Saturday, April 5, 2008

Filamentality and Track Star

This week I am asking you to take a look at this article (it is accessed through the SU library) which is about Filamentality and Track Star. Track Star is another service, similar to Filamentality. As the article states, services like Track Star and Filamentality are most useful in classrooms which have Internet service, but where the teacher is short on the time/experience necessary to make a webpage from scratch.

The article explains that Track Star is a site that "allows teachers to organize and annotate Web sites for use in their classroom lessons." This list of Websites is called a "track" (hence the name) and it is visible to the students as they work on the questions which the teacher creates. Track Star sounds very simple (just like Filamentality). With Track Star, you just locate the Websites you want the students to use, register for an account, click "Make a New Track," enter the sites with annotations and then click "Submit Track." Track Star immediately turns what you have just entered into a webpage.

Of the five Filamentality formats, it seems most similar to Treasure Hunts (or Hotlists, if questions are not being asked) to me.

One thing I liked about Track Star is the option to revise someone else's Track. If, for instance, I am having third graders research mammals, and I go on to Track Star and find someone else's track that is very similar to what I want, I can just make a few revisions to their track and re-publish it (with authoring credit going to both the original author and myself).

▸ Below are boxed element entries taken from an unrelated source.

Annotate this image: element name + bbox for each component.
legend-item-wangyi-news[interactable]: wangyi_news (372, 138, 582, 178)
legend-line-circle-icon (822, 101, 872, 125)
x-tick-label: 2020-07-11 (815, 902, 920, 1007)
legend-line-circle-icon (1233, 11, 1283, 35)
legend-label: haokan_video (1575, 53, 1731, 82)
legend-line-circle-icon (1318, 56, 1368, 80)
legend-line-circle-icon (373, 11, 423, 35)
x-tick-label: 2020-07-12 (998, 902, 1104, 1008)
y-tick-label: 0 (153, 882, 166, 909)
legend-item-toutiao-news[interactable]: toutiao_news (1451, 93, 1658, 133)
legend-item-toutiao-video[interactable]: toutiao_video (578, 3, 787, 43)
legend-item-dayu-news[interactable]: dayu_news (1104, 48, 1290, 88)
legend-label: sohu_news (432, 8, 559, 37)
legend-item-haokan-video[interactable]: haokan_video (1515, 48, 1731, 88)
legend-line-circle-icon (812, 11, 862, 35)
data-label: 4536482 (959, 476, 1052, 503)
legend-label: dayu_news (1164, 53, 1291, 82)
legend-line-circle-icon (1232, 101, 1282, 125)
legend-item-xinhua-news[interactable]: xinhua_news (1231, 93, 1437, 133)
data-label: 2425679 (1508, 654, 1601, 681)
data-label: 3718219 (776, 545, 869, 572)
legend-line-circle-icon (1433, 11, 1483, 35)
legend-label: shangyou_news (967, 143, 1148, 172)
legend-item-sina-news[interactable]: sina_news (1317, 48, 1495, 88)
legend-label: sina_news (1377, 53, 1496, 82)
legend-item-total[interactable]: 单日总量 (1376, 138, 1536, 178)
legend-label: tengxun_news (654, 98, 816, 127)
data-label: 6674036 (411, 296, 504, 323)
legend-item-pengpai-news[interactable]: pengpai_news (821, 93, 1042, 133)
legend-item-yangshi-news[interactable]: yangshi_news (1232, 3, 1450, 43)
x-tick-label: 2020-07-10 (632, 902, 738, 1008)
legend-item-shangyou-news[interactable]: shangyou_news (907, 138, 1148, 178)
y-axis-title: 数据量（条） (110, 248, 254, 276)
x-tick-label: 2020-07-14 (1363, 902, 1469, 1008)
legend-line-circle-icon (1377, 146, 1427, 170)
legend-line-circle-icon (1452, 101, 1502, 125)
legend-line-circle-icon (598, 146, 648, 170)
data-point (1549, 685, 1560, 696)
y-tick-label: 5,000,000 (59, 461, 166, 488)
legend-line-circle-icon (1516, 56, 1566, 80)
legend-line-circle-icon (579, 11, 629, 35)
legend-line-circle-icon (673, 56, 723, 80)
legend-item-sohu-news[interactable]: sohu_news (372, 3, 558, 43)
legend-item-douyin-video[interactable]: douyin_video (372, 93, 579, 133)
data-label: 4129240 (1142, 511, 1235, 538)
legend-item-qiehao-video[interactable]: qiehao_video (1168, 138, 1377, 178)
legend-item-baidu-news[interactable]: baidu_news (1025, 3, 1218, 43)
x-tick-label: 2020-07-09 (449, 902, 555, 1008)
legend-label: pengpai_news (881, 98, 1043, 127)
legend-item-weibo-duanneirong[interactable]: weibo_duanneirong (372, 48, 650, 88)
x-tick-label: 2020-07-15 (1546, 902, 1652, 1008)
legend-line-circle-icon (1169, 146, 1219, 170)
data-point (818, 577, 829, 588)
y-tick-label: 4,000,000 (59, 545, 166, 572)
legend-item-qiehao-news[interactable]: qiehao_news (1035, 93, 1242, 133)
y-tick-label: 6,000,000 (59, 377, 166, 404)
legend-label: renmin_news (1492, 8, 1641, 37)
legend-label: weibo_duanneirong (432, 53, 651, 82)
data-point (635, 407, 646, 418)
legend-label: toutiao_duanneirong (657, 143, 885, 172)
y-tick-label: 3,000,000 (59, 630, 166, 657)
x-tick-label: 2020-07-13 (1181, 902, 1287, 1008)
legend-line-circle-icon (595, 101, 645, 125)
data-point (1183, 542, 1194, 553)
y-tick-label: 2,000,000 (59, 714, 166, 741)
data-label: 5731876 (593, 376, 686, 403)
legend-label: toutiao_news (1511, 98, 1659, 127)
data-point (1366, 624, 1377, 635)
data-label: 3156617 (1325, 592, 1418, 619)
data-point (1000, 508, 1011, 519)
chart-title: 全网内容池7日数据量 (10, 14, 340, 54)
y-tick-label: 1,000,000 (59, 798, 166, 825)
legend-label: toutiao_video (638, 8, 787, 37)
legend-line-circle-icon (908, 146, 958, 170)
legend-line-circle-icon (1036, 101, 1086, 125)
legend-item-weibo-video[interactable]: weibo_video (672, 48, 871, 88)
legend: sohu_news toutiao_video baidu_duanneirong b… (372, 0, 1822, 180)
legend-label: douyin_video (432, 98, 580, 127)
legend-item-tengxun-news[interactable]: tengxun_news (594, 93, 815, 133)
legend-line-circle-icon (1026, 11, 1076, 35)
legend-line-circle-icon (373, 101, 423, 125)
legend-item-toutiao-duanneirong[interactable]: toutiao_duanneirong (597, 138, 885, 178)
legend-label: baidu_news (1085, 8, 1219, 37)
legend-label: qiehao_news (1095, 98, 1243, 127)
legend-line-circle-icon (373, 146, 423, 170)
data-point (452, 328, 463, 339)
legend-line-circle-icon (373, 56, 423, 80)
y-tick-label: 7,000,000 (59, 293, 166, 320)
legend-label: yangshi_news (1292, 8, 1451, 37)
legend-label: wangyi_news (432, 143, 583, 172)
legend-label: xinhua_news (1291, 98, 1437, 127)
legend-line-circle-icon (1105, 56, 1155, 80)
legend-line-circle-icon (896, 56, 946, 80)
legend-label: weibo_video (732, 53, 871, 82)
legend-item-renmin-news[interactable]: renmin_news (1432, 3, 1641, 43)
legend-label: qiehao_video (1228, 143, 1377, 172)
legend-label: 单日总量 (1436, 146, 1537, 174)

I know that last week, we were mostly agreeing that Filamentality's five different options have quite a bit of overlap, and are a bit redundant with each other. After learning about Track Star (which only has one format), do you like the five options that Filamentality offers better? Or are there things you like better about Track Star?

2 comments:

Elise Morford said...

I agree that Track Star looks/sounds a lot like the Filamentality Treasure Hunts or Hotlists that you talked about last week. I think if I were already using the variety of Filamentality options I would just continue to develop Treasure Hunts and/or Hotlists rather than use a different version of the same thing. Plus, since Filamentality’s options are so overlapping, if I created a Hotlist and wanted to convert the information into a Treasure Hunt or other format, it would be easier just to do this all within Filamentality rather than re-populate my information into Track Star. I think that any of these resources have potential for use in the K-12 setting, but my focus as a TL would be to find the one that communicates the lesson the most effectively. Filamentality already does what Track Star does as well as provide a variety of other formats so I think I would stick with Filamentality.

Mariah said...

Given a choice I would choose Track Star over filamentality. I found the extensive search options very useful. Track Stars single purpose is the purpose I would use it for. And another not so little thing to me is the more attractive and user friendly interface in my opinion of Track Star.